Again, the devil took him to a very high mountain and showed him all the kingdoms of the world and their glory. And he said to him, “All these I will give you, if you will fall down and worship me.” Then Jesus said to him, “Be gone, Satan! For it is written,

“‘You shall worship the Lord your God
and him only shall you serve.’”

Then the devil left him, and behold, angels came and were ministering to him.
(Matthew 4:1-11 ESV)

Here’s what’s true about my own life and probably yours too. I’m a wreck. I’m so depraved that I can have scripture memorized and even have it in my head at the time of an attack, and I’m still drawn into sin. I can be in church singing all the right words and my mind goes somewhere else, somewhere full of evil, broken thoughts.

Thus, the problem is with the battle plan. I’m not very good at executing them.

Despite my best efforts at following the plan just right, I still end up with a black eye and a broken nose because I can’t dodge the right hook of the devil. Oscar Wilde said, “I can resist anything but temptation.” This is the story of my life. Over and over again, I find myself failing. I’m arrogant. I’m prideful. I’m filled with lust. I gossip. I lie to cover for myself.

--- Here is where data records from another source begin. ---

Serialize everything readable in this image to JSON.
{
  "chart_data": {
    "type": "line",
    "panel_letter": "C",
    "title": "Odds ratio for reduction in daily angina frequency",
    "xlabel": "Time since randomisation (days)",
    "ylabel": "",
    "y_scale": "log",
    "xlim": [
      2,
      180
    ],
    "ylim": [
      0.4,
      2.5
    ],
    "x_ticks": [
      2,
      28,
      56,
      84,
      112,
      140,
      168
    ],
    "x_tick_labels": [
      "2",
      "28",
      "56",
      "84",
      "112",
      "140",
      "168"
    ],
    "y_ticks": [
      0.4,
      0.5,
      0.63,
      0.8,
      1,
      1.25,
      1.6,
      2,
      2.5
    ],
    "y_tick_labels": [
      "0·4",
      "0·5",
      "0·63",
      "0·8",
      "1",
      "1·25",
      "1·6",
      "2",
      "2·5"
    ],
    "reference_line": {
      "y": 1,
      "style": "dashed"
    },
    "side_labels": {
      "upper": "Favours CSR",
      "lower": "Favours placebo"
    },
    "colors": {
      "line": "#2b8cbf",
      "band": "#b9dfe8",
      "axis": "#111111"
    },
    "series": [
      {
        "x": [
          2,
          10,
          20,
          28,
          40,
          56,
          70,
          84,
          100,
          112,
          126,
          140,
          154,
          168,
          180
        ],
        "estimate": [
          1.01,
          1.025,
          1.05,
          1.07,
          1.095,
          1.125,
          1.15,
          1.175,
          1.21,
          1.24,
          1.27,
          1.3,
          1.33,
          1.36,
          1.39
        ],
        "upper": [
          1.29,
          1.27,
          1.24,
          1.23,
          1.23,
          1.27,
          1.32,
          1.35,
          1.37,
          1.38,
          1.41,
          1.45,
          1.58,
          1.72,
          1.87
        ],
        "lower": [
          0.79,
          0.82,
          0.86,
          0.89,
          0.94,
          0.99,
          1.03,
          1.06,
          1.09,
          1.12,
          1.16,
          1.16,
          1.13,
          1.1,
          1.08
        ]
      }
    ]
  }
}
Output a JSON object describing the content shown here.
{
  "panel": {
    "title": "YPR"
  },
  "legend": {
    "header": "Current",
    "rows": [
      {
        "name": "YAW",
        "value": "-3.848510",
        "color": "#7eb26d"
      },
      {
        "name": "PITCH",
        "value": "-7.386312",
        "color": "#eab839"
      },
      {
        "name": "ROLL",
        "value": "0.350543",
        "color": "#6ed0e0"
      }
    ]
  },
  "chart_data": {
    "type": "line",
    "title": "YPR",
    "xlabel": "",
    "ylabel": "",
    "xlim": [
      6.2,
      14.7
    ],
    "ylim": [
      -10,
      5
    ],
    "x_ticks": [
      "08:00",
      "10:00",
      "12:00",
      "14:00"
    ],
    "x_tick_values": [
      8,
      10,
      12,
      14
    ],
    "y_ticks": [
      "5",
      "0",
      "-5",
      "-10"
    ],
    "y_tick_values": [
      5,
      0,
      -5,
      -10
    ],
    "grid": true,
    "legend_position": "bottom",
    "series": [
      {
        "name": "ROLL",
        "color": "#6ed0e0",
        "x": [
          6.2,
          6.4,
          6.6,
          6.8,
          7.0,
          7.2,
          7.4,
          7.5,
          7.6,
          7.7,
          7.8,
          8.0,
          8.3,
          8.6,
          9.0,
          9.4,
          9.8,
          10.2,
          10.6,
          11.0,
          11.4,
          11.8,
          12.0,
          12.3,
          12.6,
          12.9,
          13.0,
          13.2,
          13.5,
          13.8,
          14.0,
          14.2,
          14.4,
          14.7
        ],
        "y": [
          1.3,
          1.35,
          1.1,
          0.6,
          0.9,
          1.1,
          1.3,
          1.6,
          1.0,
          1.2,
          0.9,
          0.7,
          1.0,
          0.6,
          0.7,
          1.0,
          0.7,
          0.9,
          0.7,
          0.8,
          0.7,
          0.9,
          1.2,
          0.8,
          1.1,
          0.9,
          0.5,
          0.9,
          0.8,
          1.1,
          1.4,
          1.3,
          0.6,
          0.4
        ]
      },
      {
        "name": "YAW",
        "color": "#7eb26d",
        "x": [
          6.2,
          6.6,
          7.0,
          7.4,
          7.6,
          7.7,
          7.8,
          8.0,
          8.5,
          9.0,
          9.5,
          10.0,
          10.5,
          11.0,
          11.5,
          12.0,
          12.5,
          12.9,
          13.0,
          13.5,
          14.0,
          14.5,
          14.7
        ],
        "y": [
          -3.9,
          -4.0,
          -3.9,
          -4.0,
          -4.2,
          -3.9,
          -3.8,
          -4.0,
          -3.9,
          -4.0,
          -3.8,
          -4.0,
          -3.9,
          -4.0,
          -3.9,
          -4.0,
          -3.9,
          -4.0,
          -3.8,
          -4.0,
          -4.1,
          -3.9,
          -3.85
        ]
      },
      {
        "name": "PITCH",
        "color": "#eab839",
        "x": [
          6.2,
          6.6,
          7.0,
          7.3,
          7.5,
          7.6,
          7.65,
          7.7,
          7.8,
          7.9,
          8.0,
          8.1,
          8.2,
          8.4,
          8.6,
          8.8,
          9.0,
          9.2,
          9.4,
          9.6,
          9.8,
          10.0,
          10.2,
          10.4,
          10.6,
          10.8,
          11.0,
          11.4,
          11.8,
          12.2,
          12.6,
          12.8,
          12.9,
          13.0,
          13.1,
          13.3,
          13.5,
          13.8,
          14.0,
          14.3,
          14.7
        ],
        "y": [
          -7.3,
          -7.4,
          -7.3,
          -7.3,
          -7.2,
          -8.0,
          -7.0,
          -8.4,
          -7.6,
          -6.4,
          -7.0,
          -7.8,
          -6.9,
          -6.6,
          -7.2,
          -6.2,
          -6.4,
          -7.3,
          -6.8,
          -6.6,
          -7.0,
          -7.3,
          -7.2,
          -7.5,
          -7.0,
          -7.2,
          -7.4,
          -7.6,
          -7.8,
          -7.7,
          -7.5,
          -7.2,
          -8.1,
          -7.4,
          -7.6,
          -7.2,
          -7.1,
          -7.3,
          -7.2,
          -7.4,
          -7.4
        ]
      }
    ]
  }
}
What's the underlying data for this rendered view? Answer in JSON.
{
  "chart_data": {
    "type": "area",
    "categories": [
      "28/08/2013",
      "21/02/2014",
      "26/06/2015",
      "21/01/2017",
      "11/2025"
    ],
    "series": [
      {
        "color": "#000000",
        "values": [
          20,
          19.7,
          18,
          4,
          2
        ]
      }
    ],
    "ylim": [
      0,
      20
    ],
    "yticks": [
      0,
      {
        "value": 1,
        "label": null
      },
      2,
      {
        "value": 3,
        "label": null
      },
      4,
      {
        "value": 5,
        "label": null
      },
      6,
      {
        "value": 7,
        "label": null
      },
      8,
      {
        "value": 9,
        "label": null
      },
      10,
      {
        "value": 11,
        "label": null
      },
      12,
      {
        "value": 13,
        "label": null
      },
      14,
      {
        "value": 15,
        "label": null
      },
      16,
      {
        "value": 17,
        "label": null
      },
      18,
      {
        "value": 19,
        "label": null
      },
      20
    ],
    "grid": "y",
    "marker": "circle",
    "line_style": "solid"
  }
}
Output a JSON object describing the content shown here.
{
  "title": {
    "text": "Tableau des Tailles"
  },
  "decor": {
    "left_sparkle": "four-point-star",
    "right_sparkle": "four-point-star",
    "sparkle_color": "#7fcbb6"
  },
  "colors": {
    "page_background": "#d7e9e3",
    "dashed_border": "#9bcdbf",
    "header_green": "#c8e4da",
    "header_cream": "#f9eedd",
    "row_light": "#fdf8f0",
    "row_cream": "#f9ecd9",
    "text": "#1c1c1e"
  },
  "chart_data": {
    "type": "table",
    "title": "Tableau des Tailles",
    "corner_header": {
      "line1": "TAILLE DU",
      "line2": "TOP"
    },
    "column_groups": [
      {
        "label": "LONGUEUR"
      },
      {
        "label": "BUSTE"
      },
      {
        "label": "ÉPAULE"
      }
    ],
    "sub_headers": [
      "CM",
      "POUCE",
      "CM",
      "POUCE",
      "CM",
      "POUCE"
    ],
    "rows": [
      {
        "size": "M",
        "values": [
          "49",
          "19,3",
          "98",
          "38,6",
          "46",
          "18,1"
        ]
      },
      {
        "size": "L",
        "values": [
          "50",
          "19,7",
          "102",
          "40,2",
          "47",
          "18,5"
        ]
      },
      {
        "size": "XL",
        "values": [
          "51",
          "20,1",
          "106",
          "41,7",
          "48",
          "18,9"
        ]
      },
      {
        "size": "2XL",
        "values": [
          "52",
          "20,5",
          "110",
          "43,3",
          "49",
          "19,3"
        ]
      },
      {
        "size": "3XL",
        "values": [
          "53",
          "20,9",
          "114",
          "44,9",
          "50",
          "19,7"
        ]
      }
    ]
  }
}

But my hope isn’t found in my battle strategy.

Notice the point of Jesus’ temptations in the desert. Jesus isn’t tempted in the desert to simply model to us a plan for overcoming temptation. Jesus is tempted in the desert on our behalf. Jesus, in the desert, does what we fail to do. Jesus wins the fight we always lose. Jesus isn’t modeling for us an approach to temptation. He is actually taking the punches for us.

My hope isn’t found in my own ability to fight stronger, fight smarter, and fight harder. Instead my hope is in the reality that Jesus fights for me. He wins the fight. He is the victory.

And so in your own temptation, you might feel exhausted, worn out, and beaten up. And as you try to muster up all you got to take a stand against the devil’s attacks, you might feel like you are just a failure.

Because you just can’t win.

But Jesus didn’t come for those of us who are winning the fight against temptation. He came for the losers.

Grace doesn't sell; you can hardly even give it away, because it works only for losers and no one wants to stand in their line. -Robert Capon

Jesus said, “I didn’t come for the healthy, I came for the sick.” Jesus wins the fight we always lose. Jesus fights for the losers. Our hope is not in our own strength or our own goodness, but in the strength and goodness of Jesus. Jesus is too strong and too good to let you be defeated by your sin. He is too strong to let your sins defeat you and he is too good to let your temptations get the last word.